D. The Commandments of Love and the Parable of the Good Samaritan (10:25-37)

Jesus elicited from an expert in the law the assertion that the two great commandments were to love God and to love one’s neighbor. These commandments were at the heart of Jesus' own teaching (Mt 22:34-40; Mk 12:28-34) and were based on Dt 6:5 and Lev 19:18. Obedience to these commandments, said Jesus, leads to eternal life.

To illustrate neighborly love, Jesus told the parable of the Good Samaritan. The road from Jerusalem to Jericho passed through rugged country. But although robbery was a typical incident on that road, it was by no means typical that a Samaritan would rush to the help of a Jew (see comments on 9:51-56).

For a Jewish audience, there was an element of shock in the story. It depicts a reversal of values, a world in which a Samaritan is the hero. But it did much more than unsettle people’s values. It provided a positive ideal by which to live. It portrayed a vivid example of neighborly love. It demonstrated the meaning of love more vividly than any dictionary definition.

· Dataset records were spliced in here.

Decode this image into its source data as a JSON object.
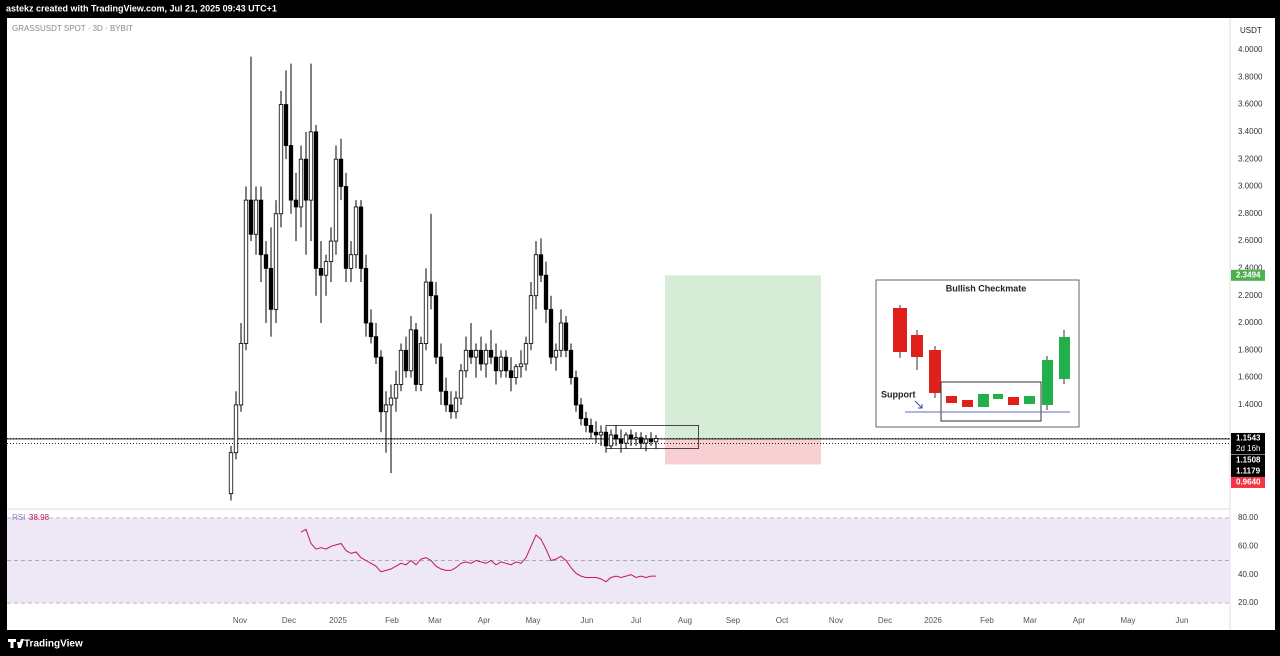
{
  "header": {
    "caption": "astekz created with TradingView.com, Jul 21, 2025 09:43 UTC+1"
  },
  "footer": {
    "brand": "TradingView"
  },
  "inset": {
    "title": "Bullish  Checkmate",
    "label": "Support"
  },
  "chart_data": [
    {
      "type": "candlestick",
      "title": "GRASSUSDT SPOT · 3D · BYBIT",
      "currency": "USDT",
      "up_color": "#ffffff",
      "down_color": "#000000",
      "border_color": "#000000",
      "ohlc": [
        [
          0.75,
          1.1,
          0.7,
          1.05
        ],
        [
          1.05,
          1.5,
          1.0,
          1.4
        ],
        [
          1.4,
          2.0,
          1.35,
          1.85
        ],
        [
          1.85,
          3.0,
          1.8,
          2.9
        ],
        [
          2.9,
          3.95,
          2.6,
          2.65
        ],
        [
          2.65,
          3.0,
          2.5,
          2.9
        ],
        [
          2.9,
          3.0,
          2.3,
          2.5
        ],
        [
          2.5,
          2.6,
          2.0,
          2.4
        ],
        [
          2.4,
          2.7,
          1.9,
          2.1
        ],
        [
          2.1,
          2.9,
          2.0,
          2.8
        ],
        [
          2.8,
          3.7,
          2.7,
          3.6
        ],
        [
          3.6,
          3.85,
          3.2,
          3.3
        ],
        [
          3.3,
          3.9,
          2.8,
          2.9
        ],
        [
          2.9,
          3.1,
          2.6,
          2.85
        ],
        [
          2.85,
          3.3,
          2.7,
          3.2
        ],
        [
          3.2,
          3.4,
          2.5,
          2.9
        ],
        [
          2.9,
          3.9,
          2.6,
          3.4
        ],
        [
          3.4,
          3.45,
          2.2,
          2.4
        ],
        [
          2.4,
          2.6,
          2.0,
          2.35
        ],
        [
          2.35,
          2.5,
          2.2,
          2.45
        ],
        [
          2.45,
          2.7,
          2.3,
          2.6
        ],
        [
          2.6,
          3.3,
          2.5,
          3.2
        ],
        [
          3.2,
          3.35,
          2.9,
          3.0
        ],
        [
          3.0,
          3.1,
          2.3,
          2.4
        ],
        [
          2.4,
          2.6,
          2.3,
          2.5
        ],
        [
          2.5,
          2.9,
          2.4,
          2.85
        ],
        [
          2.85,
          2.9,
          2.3,
          2.4
        ],
        [
          2.4,
          2.5,
          1.9,
          2.0
        ],
        [
          2.0,
          2.1,
          1.85,
          1.9
        ],
        [
          1.9,
          2.0,
          1.7,
          1.75
        ],
        [
          1.75,
          1.8,
          1.2,
          1.35
        ],
        [
          1.35,
          1.5,
          1.05,
          1.4
        ],
        [
          1.4,
          1.55,
          0.9,
          1.45
        ],
        [
          1.45,
          1.65,
          1.35,
          1.55
        ],
        [
          1.55,
          1.85,
          1.5,
          1.8
        ],
        [
          1.8,
          1.9,
          1.6,
          1.65
        ],
        [
          1.65,
          2.05,
          1.6,
          1.95
        ],
        [
          1.95,
          2.0,
          1.5,
          1.55
        ],
        [
          1.55,
          1.9,
          1.5,
          1.85
        ],
        [
          1.85,
          2.4,
          1.8,
          2.3
        ],
        [
          2.3,
          2.8,
          2.1,
          2.2
        ],
        [
          2.2,
          2.3,
          1.7,
          1.75
        ],
        [
          1.75,
          1.85,
          1.4,
          1.5
        ],
        [
          1.5,
          1.6,
          1.35,
          1.4
        ],
        [
          1.4,
          1.5,
          1.3,
          1.35
        ],
        [
          1.35,
          1.5,
          1.3,
          1.45
        ],
        [
          1.45,
          1.7,
          1.4,
          1.65
        ],
        [
          1.65,
          1.9,
          1.6,
          1.8
        ],
        [
          1.8,
          2.0,
          1.7,
          1.75
        ],
        [
          1.75,
          1.85,
          1.6,
          1.8
        ],
        [
          1.8,
          1.9,
          1.65,
          1.7
        ],
        [
          1.7,
          1.85,
          1.6,
          1.8
        ],
        [
          1.8,
          1.95,
          1.7,
          1.75
        ],
        [
          1.75,
          1.85,
          1.55,
          1.65
        ],
        [
          1.65,
          1.8,
          1.6,
          1.75
        ],
        [
          1.75,
          1.8,
          1.6,
          1.65
        ],
        [
          1.65,
          1.75,
          1.5,
          1.6
        ],
        [
          1.6,
          1.7,
          1.55,
          1.68
        ],
        [
          1.68,
          1.8,
          1.6,
          1.7
        ],
        [
          1.7,
          1.9,
          1.65,
          1.85
        ],
        [
          1.85,
          2.3,
          1.8,
          2.2
        ],
        [
          2.2,
          2.6,
          2.1,
          2.5
        ],
        [
          2.5,
          2.62,
          2.3,
          2.35
        ],
        [
          2.35,
          2.45,
          2.0,
          2.1
        ],
        [
          2.1,
          2.2,
          1.7,
          1.75
        ],
        [
          1.75,
          1.85,
          1.65,
          1.8
        ],
        [
          1.8,
          2.1,
          1.75,
          2.0
        ],
        [
          2.0,
          2.05,
          1.75,
          1.8
        ],
        [
          1.8,
          1.85,
          1.55,
          1.6
        ],
        [
          1.6,
          1.65,
          1.35,
          1.4
        ],
        [
          1.4,
          1.45,
          1.25,
          1.3
        ],
        [
          1.3,
          1.35,
          1.2,
          1.25
        ],
        [
          1.25,
          1.3,
          1.15,
          1.2
        ],
        [
          1.2,
          1.28,
          1.12,
          1.18
        ],
        [
          1.18,
          1.25,
          1.1,
          1.2
        ],
        [
          1.2,
          1.24,
          1.05,
          1.1
        ],
        [
          1.1,
          1.22,
          1.08,
          1.18
        ],
        [
          1.18,
          1.25,
          1.1,
          1.15
        ],
        [
          1.15,
          1.22,
          1.05,
          1.12
        ],
        [
          1.12,
          1.2,
          1.08,
          1.18
        ],
        [
          1.18,
          1.22,
          1.1,
          1.15
        ],
        [
          1.15,
          1.2,
          1.1,
          1.16
        ],
        [
          1.16,
          1.2,
          1.08,
          1.12
        ],
        [
          1.12,
          1.18,
          1.06,
          1.15
        ],
        [
          1.15,
          1.2,
          1.1,
          1.13
        ],
        [
          1.13,
          1.18,
          1.08,
          1.1543
        ]
      ],
      "xlim": [
        -44.8,
        199.8
      ],
      "xticks": [
        {
          "value": 1.8,
          "label": "Nov"
        },
        {
          "value": 11.6,
          "label": "Dec"
        },
        {
          "value": 21.4,
          "label": "2025"
        },
        {
          "value": 32.2,
          "label": "Feb"
        },
        {
          "value": 40.8,
          "label": "Mar"
        },
        {
          "value": 50.6,
          "label": "Apr"
        },
        {
          "value": 60.4,
          "label": "May"
        },
        {
          "value": 71.2,
          "label": "Jun"
        },
        {
          "value": 81,
          "label": "Jul"
        },
        {
          "value": 90.8,
          "label": "Aug"
        },
        {
          "value": 100.4,
          "label": "Sep"
        },
        {
          "value": 110.2,
          "label": "Oct"
        },
        {
          "value": 121,
          "label": "Nov"
        },
        {
          "value": 130.8,
          "label": "Dec"
        },
        {
          "value": 140.4,
          "label": "2026"
        },
        {
          "value": 151.2,
          "label": "Feb"
        },
        {
          "value": 159.8,
          "label": "Mar"
        },
        {
          "value": 169.6,
          "label": "Apr"
        },
        {
          "value": 179.4,
          "label": "May"
        },
        {
          "value": 190.2,
          "label": "Jun"
        }
      ],
      "ylim": [
        0.645,
        4.234
      ],
      "yticks": [
        {
          "value": 1.4,
          "label": "1.4000"
        },
        {
          "value": 1.6,
          "label": "1.6000"
        },
        {
          "value": 1.8,
          "label": "1.8000"
        },
        {
          "value": 2.0,
          "label": "2.0000"
        },
        {
          "value": 2.2,
          "label": "2.2000"
        },
        {
          "value": 2.4,
          "label": "2.4000"
        },
        {
          "value": 2.6,
          "label": "2.6000"
        },
        {
          "value": 2.8,
          "label": "2.8000"
        },
        {
          "value": 3.0,
          "label": "3.0000"
        },
        {
          "value": 3.2,
          "label": "3.2000"
        },
        {
          "value": 3.4,
          "label": "3.4000"
        },
        {
          "value": 3.6,
          "label": "3.6000"
        },
        {
          "value": 3.8,
          "label": "3.8000"
        },
        {
          "value": 4.0,
          "label": "4.0000"
        }
      ],
      "price_tags": [
        {
          "value": 1.1543,
          "label": "1.1543",
          "color": "#000000"
        },
        {
          "value": 1.1508,
          "label": "1.1508",
          "color": "#000000"
        },
        {
          "value": 1.1179,
          "label": "1.1179",
          "color": "#000000"
        }
      ],
      "countdown": "2d 16h",
      "position": {
        "start": 86.8,
        "end": 118,
        "entry": 1.15,
        "target": {
          "value": 2.3494,
          "label": "2.3494"
        },
        "stop": {
          "value": 0.964,
          "label": "0.9640"
        },
        "profit_color": "#d7ecd6",
        "loss_color": "#f8d0d3",
        "target_color": "#4caf50",
        "stop_color": "#f23645"
      },
      "range_box": {
        "x": [
          75,
          93.5
        ],
        "y": [
          1.08,
          1.25
        ]
      }
    },
    {
      "type": "line",
      "name": "RSI",
      "last": 38.98,
      "color": "#c2185b",
      "values": [
        null,
        null,
        null,
        null,
        null,
        null,
        null,
        null,
        null,
        null,
        null,
        null,
        null,
        null,
        70,
        72,
        62,
        58,
        59,
        58,
        60,
        61,
        62,
        57,
        55,
        56,
        52,
        50,
        48,
        46,
        42,
        43,
        44,
        46,
        48,
        47,
        50,
        47,
        51,
        52,
        50,
        46,
        44,
        43,
        43,
        45,
        48,
        49,
        48,
        50,
        49,
        48,
        50,
        47,
        49,
        48,
        47,
        49,
        48,
        52,
        60,
        68,
        65,
        58,
        50,
        51,
        53,
        50,
        45,
        41,
        39,
        38,
        38,
        38,
        37,
        35,
        38,
        39,
        38,
        39,
        40,
        38,
        39,
        38,
        39,
        38.98
      ],
      "ylim": [
        15.1,
        85.6
      ],
      "yticks": [
        {
          "value": 20,
          "label": "20.00"
        },
        {
          "value": 40,
          "label": "40.00"
        },
        {
          "value": 60,
          "label": "60.00"
        },
        {
          "value": 80,
          "label": "80.00"
        }
      ],
      "levels": [
        80,
        50,
        20
      ],
      "band_color": "#ede7f6"
    }
  ]
}
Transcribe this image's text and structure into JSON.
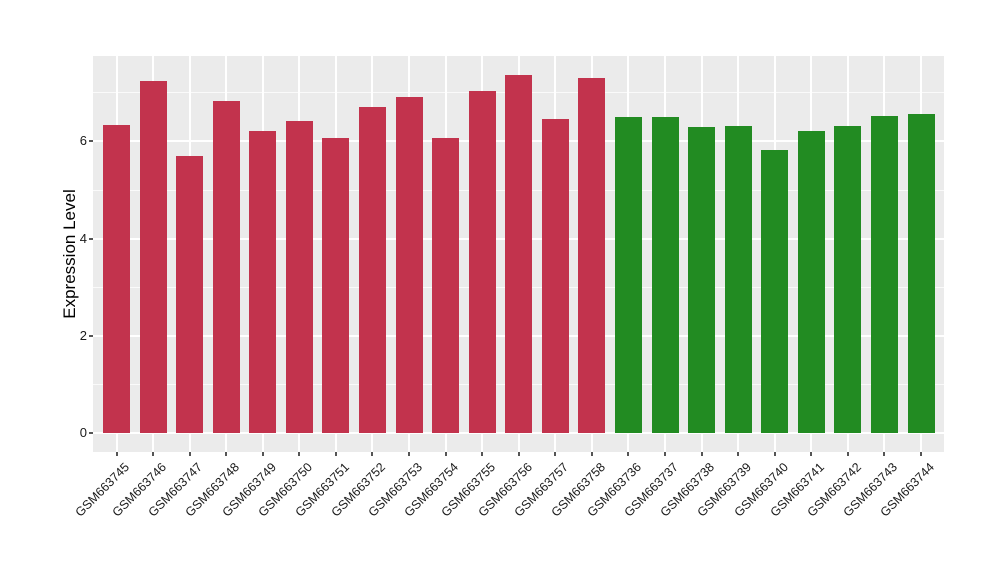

Love of neighbor crosses the boundaries of nation, race, and social class. Anyone in need is our neighbor. By depicting the Samaritan as the example to be followed and the representatives of conventional religion as the examples to be avoided, the parable issues a challenge not only to Jews but to Christians as well. “Let us go and do likewise, regarding every man as our neighbor who needs our assistance. Let us renounce that bigotry and party-zeal which would contract our hearts into an insensibility for all the human race, but a small number whose sentiments and practice are so much our own, that our love to them is but self-love reflected” (Wesley, Notes, 241-42).